The Jungle is finished, but we haven't quite...

Help Refugees L'Auberge pre-eviction distribution team
The broken distribution team at the end of the very last day.

 

For months the "Jungle" was our entire existence; warehouse, jungle, warehouse, jungle, lidl, warehouse, junglejunglejungle...

 

We lived and breathed it until there was little left of our previous selves, but then they were taken away. We have no idea what has happened to the vast majority of the people we saw every day.

 

Exhausted and lacking direction, most of us left. It seemed like our work was done, but Dan and I faffed, tying up "loose ends" and fitting

new brake disks to our long immobile van. After the children were finally gone, I languished around the yard for the best part of a week, occasionally attempting a little clothes sorting or answering the questions of new volunteers with dead eyes and monotone half sentences.

What were we doing?

With Calais in the news again we'd been swamped in donations the two weeks before the eviction. Bedding mountain, the blankets we'd desperately needed for months, now loomed over us as a reminder of our inadequacy to distribute enough in time before our friends were gone. What looked like a stock pile lead to awkward conversations- if those people were so desperate then why hadn't we given them everything we had? We were accused of withholding aid. We couldn't have worked harder, but it stabbed me regardless. 

 

Shortly the requests began to flood in. The situation in Paris seems to be worsening by the day, they desperately need things in Greece, Syria and Lebanon and despite the politics we are still doggedly providing for over 1000 people living in the nearby Dunkirk. Shortly immobilised by confusion, our friends in The Calais Woodyard were left with only five of their previous twenty-odd volunteers. Winter is still coming and they had no time to feel burnt out. With an average of less than five volunteers a day, our valiant Warehouse Manager Lauren and I were left with the task of organising and allocating donations across Europe and beyond.

 

This is why she takes care of the morning briefing rather than me...

 

 

With that day's hero Geoff and the kitchen staff's help, we loaded a container for Greece. Months of work at collection points, thousands of volunteer hours and a miracle of logistical guesswork gave birth to the most efficiently packed lorry I've ever been a part of.

 

 

Excluding this success, our work is rarely heart-warming. The distribution centre in Syria was bombed and Paris has such a high turnover of people that it feels a bit like throwing crumbs into the mouth of a volcano. At the start of December, we are left with nearly no small or medium waterproof jackets, around twenty men's gloves and only enough boxers for one weeks distribution to Dunkirk. We can't give people walking boots and everywhere is wet.
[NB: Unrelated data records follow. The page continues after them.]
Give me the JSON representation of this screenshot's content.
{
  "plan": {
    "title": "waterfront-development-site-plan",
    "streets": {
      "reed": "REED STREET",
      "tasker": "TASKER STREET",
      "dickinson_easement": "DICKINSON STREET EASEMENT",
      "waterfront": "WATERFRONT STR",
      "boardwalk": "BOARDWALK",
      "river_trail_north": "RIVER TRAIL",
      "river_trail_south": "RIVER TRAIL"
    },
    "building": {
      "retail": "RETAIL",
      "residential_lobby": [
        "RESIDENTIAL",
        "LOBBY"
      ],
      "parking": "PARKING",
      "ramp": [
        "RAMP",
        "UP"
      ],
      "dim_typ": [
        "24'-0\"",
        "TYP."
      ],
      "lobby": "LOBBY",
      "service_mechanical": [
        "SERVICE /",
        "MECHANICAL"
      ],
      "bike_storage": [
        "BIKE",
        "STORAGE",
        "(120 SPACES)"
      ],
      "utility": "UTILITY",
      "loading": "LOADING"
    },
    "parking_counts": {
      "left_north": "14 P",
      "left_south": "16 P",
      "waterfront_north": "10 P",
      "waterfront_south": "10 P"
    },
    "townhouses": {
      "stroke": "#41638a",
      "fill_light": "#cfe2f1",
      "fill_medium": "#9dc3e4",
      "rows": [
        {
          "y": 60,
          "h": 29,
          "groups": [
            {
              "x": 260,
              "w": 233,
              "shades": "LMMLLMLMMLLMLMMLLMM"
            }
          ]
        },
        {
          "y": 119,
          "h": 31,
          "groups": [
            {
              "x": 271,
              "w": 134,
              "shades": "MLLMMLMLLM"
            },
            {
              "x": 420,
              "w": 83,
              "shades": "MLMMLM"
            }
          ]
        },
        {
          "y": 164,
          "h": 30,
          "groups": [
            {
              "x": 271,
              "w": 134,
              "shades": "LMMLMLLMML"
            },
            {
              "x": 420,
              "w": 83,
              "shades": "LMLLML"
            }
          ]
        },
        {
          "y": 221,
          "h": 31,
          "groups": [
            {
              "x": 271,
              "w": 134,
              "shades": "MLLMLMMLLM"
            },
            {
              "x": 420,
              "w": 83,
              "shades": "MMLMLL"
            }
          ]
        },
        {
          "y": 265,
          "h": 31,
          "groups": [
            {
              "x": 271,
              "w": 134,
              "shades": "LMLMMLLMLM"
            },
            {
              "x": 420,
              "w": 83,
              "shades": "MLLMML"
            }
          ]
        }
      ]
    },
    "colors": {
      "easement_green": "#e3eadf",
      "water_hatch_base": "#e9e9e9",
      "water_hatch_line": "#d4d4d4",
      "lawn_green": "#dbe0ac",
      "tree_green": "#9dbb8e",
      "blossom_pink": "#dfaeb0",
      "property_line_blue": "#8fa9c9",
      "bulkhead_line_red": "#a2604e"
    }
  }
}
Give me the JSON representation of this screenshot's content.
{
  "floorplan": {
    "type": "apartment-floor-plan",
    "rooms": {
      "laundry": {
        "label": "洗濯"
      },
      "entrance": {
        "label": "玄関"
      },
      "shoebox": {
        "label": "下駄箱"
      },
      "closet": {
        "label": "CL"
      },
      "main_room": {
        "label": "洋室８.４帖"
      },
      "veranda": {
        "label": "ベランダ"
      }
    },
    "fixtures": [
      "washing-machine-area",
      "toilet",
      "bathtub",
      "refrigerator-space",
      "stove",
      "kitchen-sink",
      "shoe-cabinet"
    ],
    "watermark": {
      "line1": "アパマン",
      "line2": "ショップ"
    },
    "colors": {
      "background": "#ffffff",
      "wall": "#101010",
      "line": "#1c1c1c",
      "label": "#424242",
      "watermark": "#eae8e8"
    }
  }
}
There is no such human sorting machine set up in Paris, Greece has no recycling facility for impractical donations and confused refugees continue to arrive in Northern France. Potential donators and volunteers have forgotten we exist, Dan and I must leave soon, but the struggle will continue without us. 

 

There are some instructions about how to donate on the Help Refugees website. We desperately need:

  • Small and medium sized men's waterproof jackets.
  • Men's gloves!
  • Walking boots and trainers (European men's sizes 40 to 45, UK 6 to 11).
  • Men's warm hats and scarves.
  • New men's boxer shorts in small, medium or large.
  • Long johns!
  • Men's jeans (preferably slim fit) in sizes 28" to 32".
  • Men's jogging bottoms in small and medium sizes.
  • Men's hoodies in small and medium sizes.
  • Only small men's fleeces and jumpers.
  • Small and medium long sleeved t-shirts and thermal tops.

 

In an ideal world these would all be labelled, clean and undamaged to save us time and wastage in sorting. If you are buying things especially, neutral dark colours go down very well.